Massignano: chiusura de ‘La Fontane- San pietro’

“Ma come si fa a chiudere un’importante strada comunale come la Fontane – San Pietro di Massignano solo per qualche buca?”. A chiederselo è la Delegazione provinciale di Ascoli Piceno dell’associazione Voi con Noi civicamente Marche, che risalta anche la singolarità dell’ordinanza sindacale che ha disposto l’interruzione.”Premettiamo – spiegano dall’Associazione  – che la Fontane – San Pietro si tratta di una bretella particolarmente importante che collega la provinciale 91 con la 58, di fatto risultando una delle principali vie d’accesso sia per il comune di Massignano che per quello di Montefiore dell’Aso nonché a loro volta con quello di Ripatransone. Sottolineiamo anche che l’originalità del testo del provvedimento è rinvenibile nell’indicare il notevole dissesto, causa della delibera, non con un riferimento civico o chilometrico com’è normale, bensì scrivendo “all’altezza dell’abitazione del sig. Marconi Nazzareno”.

Ma quello che ci chiediamo sopratutto è come si fa a chiudere una strada così importante solo per qualche buca? Indubbia curiosità l’avremmo poi anche nel leggere il protocollo con cui l’Ufficio della locale Polizia Municipale ha ritenuto “notevolmente dissestata” e con “più buche sparse di notevoli dimensioni” una strada che, vista la recente situazione delle frane sul territorio, sembra una corsia preferenziale di quelle per le auto blu. Addirittura a sostenere le ragioni dell’ordinanza c’è l’Ufficio Tecnico comunale che sottolinea la “situazione di pericolo”. Quale?

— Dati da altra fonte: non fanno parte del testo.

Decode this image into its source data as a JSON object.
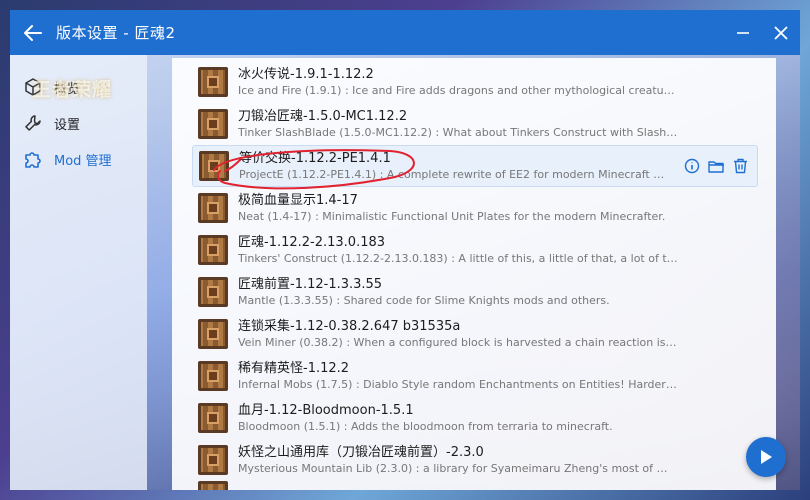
{
  "window": {
    "title": "版本设置 - 匠魂2",
    "accent": "#1f6fd1"
  },
  "sidebar": {
    "watermark": "王者荣耀",
    "items": [
      {
        "label": "概览",
        "icon": "cube-icon"
      },
      {
        "label": "设置",
        "icon": "wrench-icon"
      },
      {
        "label": "Mod 管理",
        "icon": "puzzle-icon",
        "active": true
      }
    ]
  },
  "mods": [
    {
      "name": "冰火传说-1.9.1-1.12.2",
      "desc": "Ice and Fire (1.9.1) : Ice and Fire adds dragons and other mythological creature..."
    },
    {
      "name": "刀锻冶匠魂-1.5.0-MC1.12.2",
      "desc": "Tinker SlashBlade (1.5.0-MC1.12.2) : What about Tinkers Construct with SlashBl..."
    },
    {
      "name": "等价交换-1.12.2-PE1.4.1",
      "desc": "ProjectE (1.12.2-PE1.4.1) : A complete rewrite of EE2 for modern Minecraft vers...",
      "selected": true
    },
    {
      "name": "极简血量显示1.4-17",
      "desc": "Neat (1.4-17) : Minimalistic Functional Unit Plates for the modern Minecrafter."
    },
    {
      "name": "匠魂-1.12.2-2.13.0.183",
      "desc": "Tinkers' Construct (1.12.2-2.13.0.183) : A little of this, a little of that, a lot of tink..."
    },
    {
      "name": "匠魂前置-1.12-1.3.3.55",
      "desc": "Mantle (1.3.3.55) : Shared code for Slime Knights mods and others."
    },
    {
      "name": "连锁采集-1.12-0.38.2.647 b31535a",
      "desc": "Vein Miner (0.38.2) : When a configured block is harvested a chain reaction is ini..."
    },
    {
      "name": "稀有精英怪-1.12.2",
      "desc": "Infernal Mobs (1.7.5) : Diablo Style random Enchantments on Entities! Harder fig..."
    },
    {
      "name": "血月-1.12-Bloodmoon-1.5.1",
      "desc": "Bloodmoon (1.5.1) : Adds the bloodmoon from terraria to minecraft."
    },
    {
      "name": "妖怪之山通用库（刀锻冶匠魂前置）-2.3.0",
      "desc": "Mysterious Mountain Lib (2.3.0) : a library for Syameimaru Zheng's most of mods."
    }
  ],
  "row_actions": [
    "info-icon",
    "folder-icon",
    "trash-icon"
  ],
  "fab_icon": "play-icon"
}
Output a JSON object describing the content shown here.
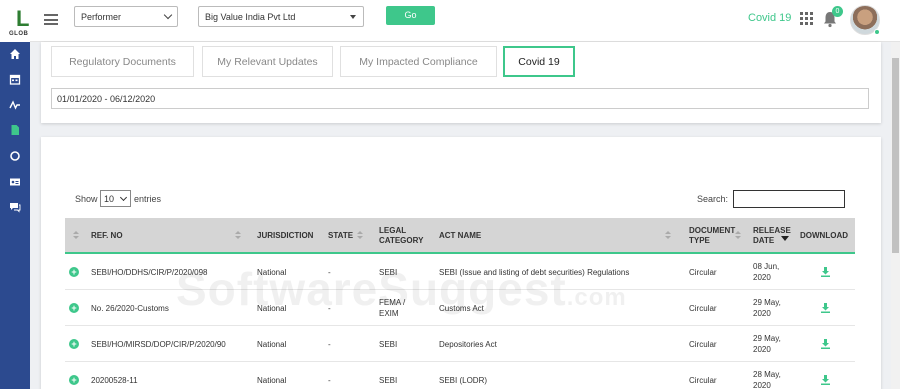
{
  "brand": {
    "logo_letter": "L",
    "logo_sub": "GLOB"
  },
  "colors": {
    "accent": "#3ec78b",
    "sidebar": "#2c4a8f",
    "header_bg": "#d5d5d5"
  },
  "sidebar": {
    "items": [
      {
        "icon": "home-icon"
      },
      {
        "icon": "calendar-icon"
      },
      {
        "icon": "activity-icon"
      },
      {
        "icon": "document-icon"
      },
      {
        "icon": "circle-icon"
      },
      {
        "icon": "id-card-icon"
      },
      {
        "icon": "chat-icon"
      }
    ]
  },
  "topbar": {
    "role_select": "Performer",
    "entity_select": "Big Value India Pvt Ltd",
    "go_label": "Go",
    "covid_link": "Covid 19",
    "notification_count": "0"
  },
  "tabs": [
    {
      "label": "Regulatory Documents",
      "active": false
    },
    {
      "label": "My Relevant Updates",
      "active": false
    },
    {
      "label": "My Impacted Compliance",
      "active": false
    },
    {
      "label": "Covid 19",
      "active": true
    }
  ],
  "date_range": "01/01/2020 - 06/12/2020",
  "table_controls": {
    "show_label": "Show",
    "entries_value": "10",
    "entries_label": "entries",
    "search_label": "Search:"
  },
  "table": {
    "columns": [
      "REF. NO",
      "JURISDICTION",
      "STATE",
      "LEGAL CATEGORY",
      "ACT NAME",
      "DOCUMENT TYPE",
      "RELEASE DATE",
      "DOWNLOAD"
    ],
    "col_lines": {
      "legal_1": "LEGAL",
      "legal_2": "CATEGORY",
      "doc_1": "DOCUMENT",
      "doc_2": "TYPE",
      "rel_1": "RELEASE",
      "rel_2": "DATE"
    },
    "rows": [
      {
        "ref": "SEBI/HO/DDHS/CIR/P/2020/098",
        "jurisdiction": "National",
        "state": "-",
        "cat1": "SEBI",
        "cat2": "",
        "act": "SEBI (Issue and listing of debt securities) Regulations",
        "type": "Circular",
        "date1": "08 Jun,",
        "date2": "2020"
      },
      {
        "ref": "No. 26/2020-Customs",
        "jurisdiction": "National",
        "state": "-",
        "cat1": "FEMA /",
        "cat2": "EXIM",
        "act": "Customs Act",
        "type": "Circular",
        "date1": "29 May,",
        "date2": "2020"
      },
      {
        "ref": "SEBI/HO/MIRSD/DOP/CIR/P/2020/90",
        "jurisdiction": "National",
        "state": "-",
        "cat1": "SEBI",
        "cat2": "",
        "act": "Depositories Act",
        "type": "Circular",
        "date1": "29 May,",
        "date2": "2020"
      },
      {
        "ref": "20200528-11",
        "jurisdiction": "National",
        "state": "-",
        "cat1": "SEBI",
        "cat2": "",
        "act": "SEBI (LODR)",
        "type": "Circular",
        "date1": "28 May,",
        "date2": "2020"
      }
    ]
  },
  "watermark": {
    "main": "SoftwareSuggest",
    "suffix": ".com"
  }
}
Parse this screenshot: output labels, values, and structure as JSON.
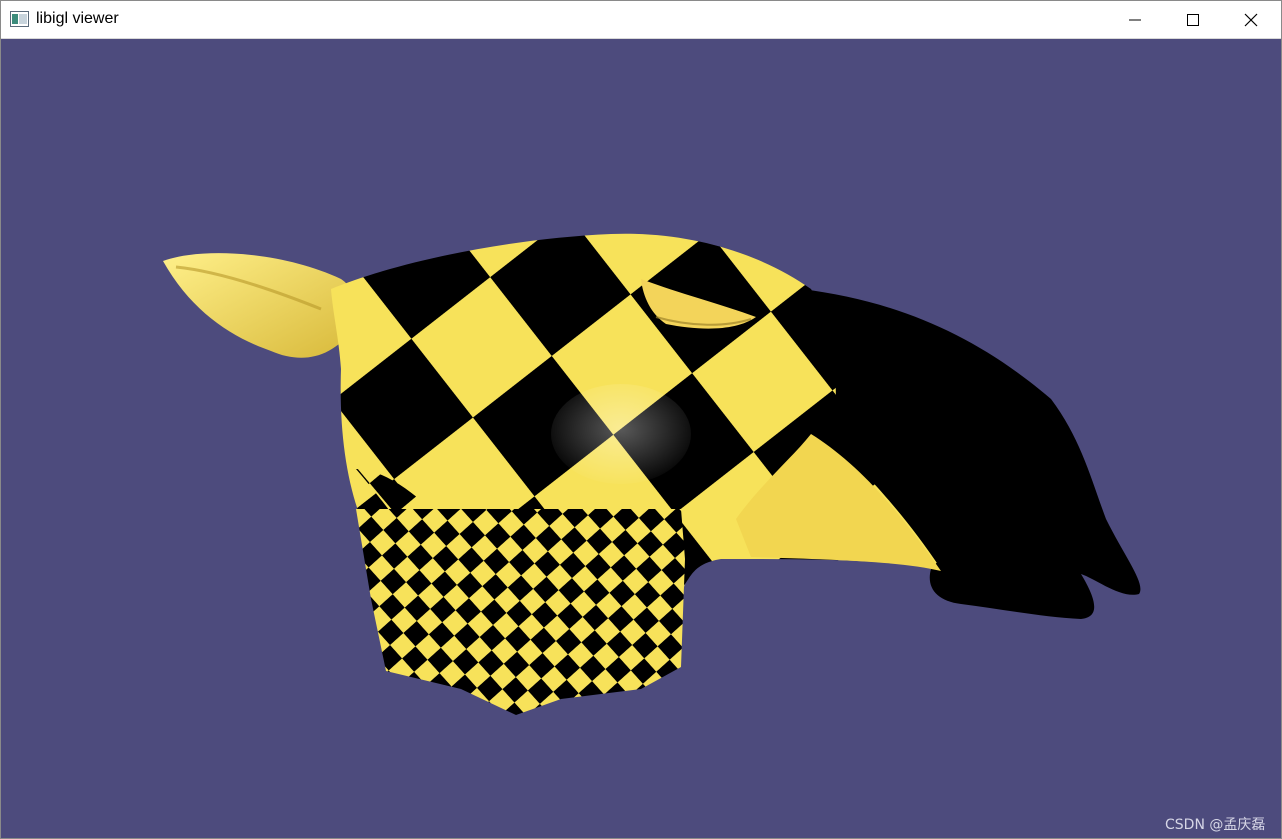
{
  "window": {
    "title": "libigl viewer",
    "controls": {
      "minimize": "minimize",
      "maximize": "maximize",
      "close": "close"
    }
  },
  "viewport": {
    "background_color": "#4d4b7d",
    "mesh_colors": {
      "light": "#f7e25a",
      "dark": "#000000"
    },
    "texture": "checkerboard",
    "watermark": "CSDN @孟庆磊"
  }
}
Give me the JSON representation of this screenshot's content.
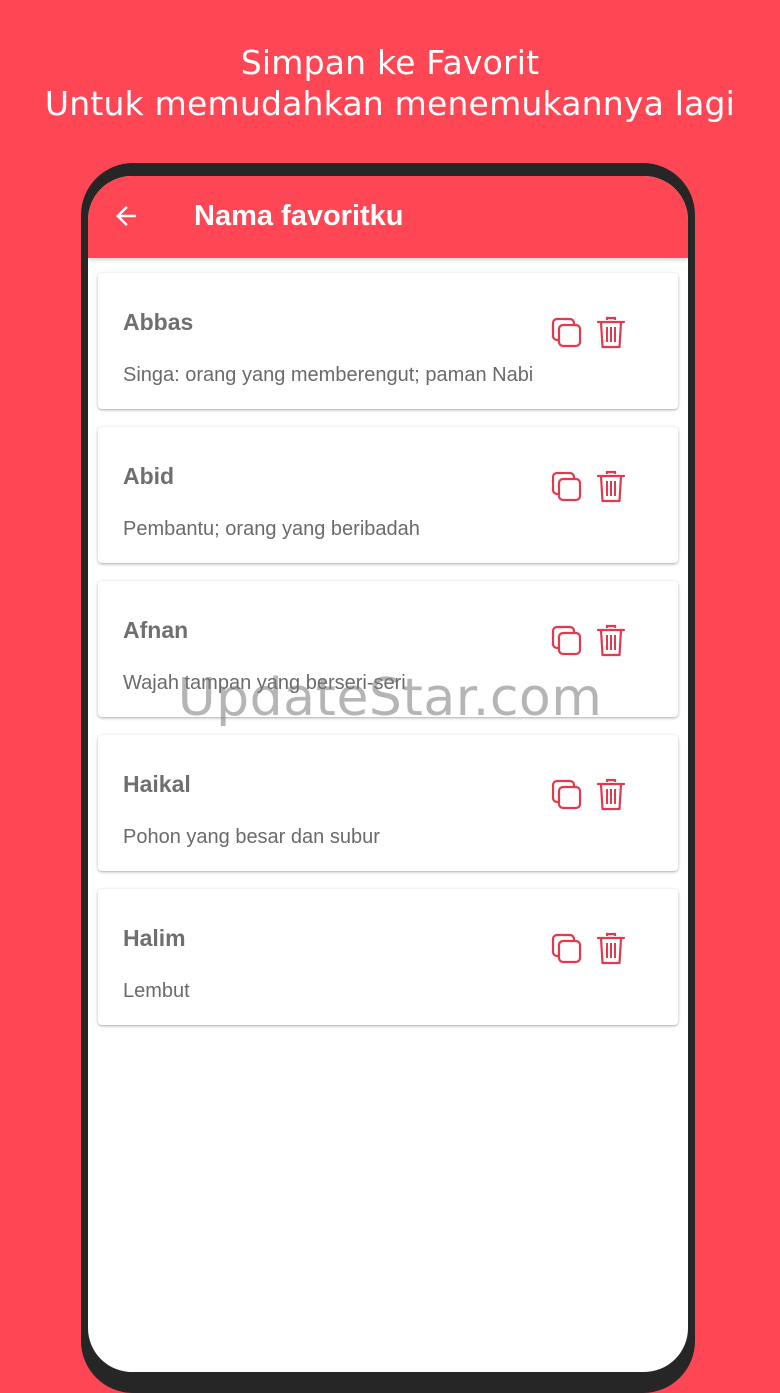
{
  "promo": {
    "line1": "Simpan ke Favorit",
    "line2": "Untuk memudahkan menemukannya lagi"
  },
  "appbar": {
    "title": "Nama favoritku",
    "back_icon": "arrow-left-icon"
  },
  "favorites": [
    {
      "name": "Abbas",
      "meaning": "Singa: orang yang memberengut; paman Nabi"
    },
    {
      "name": "Abid",
      "meaning": "Pembantu; orang yang beribadah"
    },
    {
      "name": "Afnan",
      "meaning": "Wajah tampan yang berseri-seri"
    },
    {
      "name": "Haikal",
      "meaning": "Pohon yang besar dan subur"
    },
    {
      "name": "Halim",
      "meaning": "Lembut"
    }
  ],
  "icons": {
    "copy": "copy-icon",
    "delete": "trash-icon"
  },
  "colors": {
    "accent": "#fe4655",
    "icon": "#e03a4e",
    "phone_frame": "#262626"
  },
  "watermark": "UpdateStar.com"
}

A questo punto ci chiediamo davvero se nell’ordinanza non si parli di un altra strada comunale”.

“A destare preoccupazione – proseguono – sopratutto per i disagi arrecati non solo ai residenti, bensì anche agli utenti che debbono fare comunque ampi giri per ovviare alla chiusura, è che il sindaco candidamente scrive che “momentaneamente non si può procedere alla sistemazione in quanto i lavori da effettuare richiedono tempo ed un apposito stanziamento di bilancio”. Quanto si dovrà aspettare per riaprire la strada? Mesi? Anni?”

“Non osiamo pensare – concludono – quali provvedimenti avrebbe preso questo sindaco ed il suo staff se si fosse dovuto misurare con l’ingente mole di frane che recentemente hanno messo a dura prova la viabilità della nostra Provincia e che per fortuna ha avuto un presidente come Paolo D’Erasmo, che, a differenza del suo predecessore, in tempi davvero ristretti ha garantito il traffico chiudendo solo ed esclusivamente quelle strade dove la carreggiata era davvero totalmente interclusa. La nostra speranza è che il sindaco ingegner Massimo Romani, possa rivedere quanto prima il suo provvedimento, salvaguardando un transito che le sue conoscenze tecniche non dovrebbero impedirgli di assicurare ai cittadini”.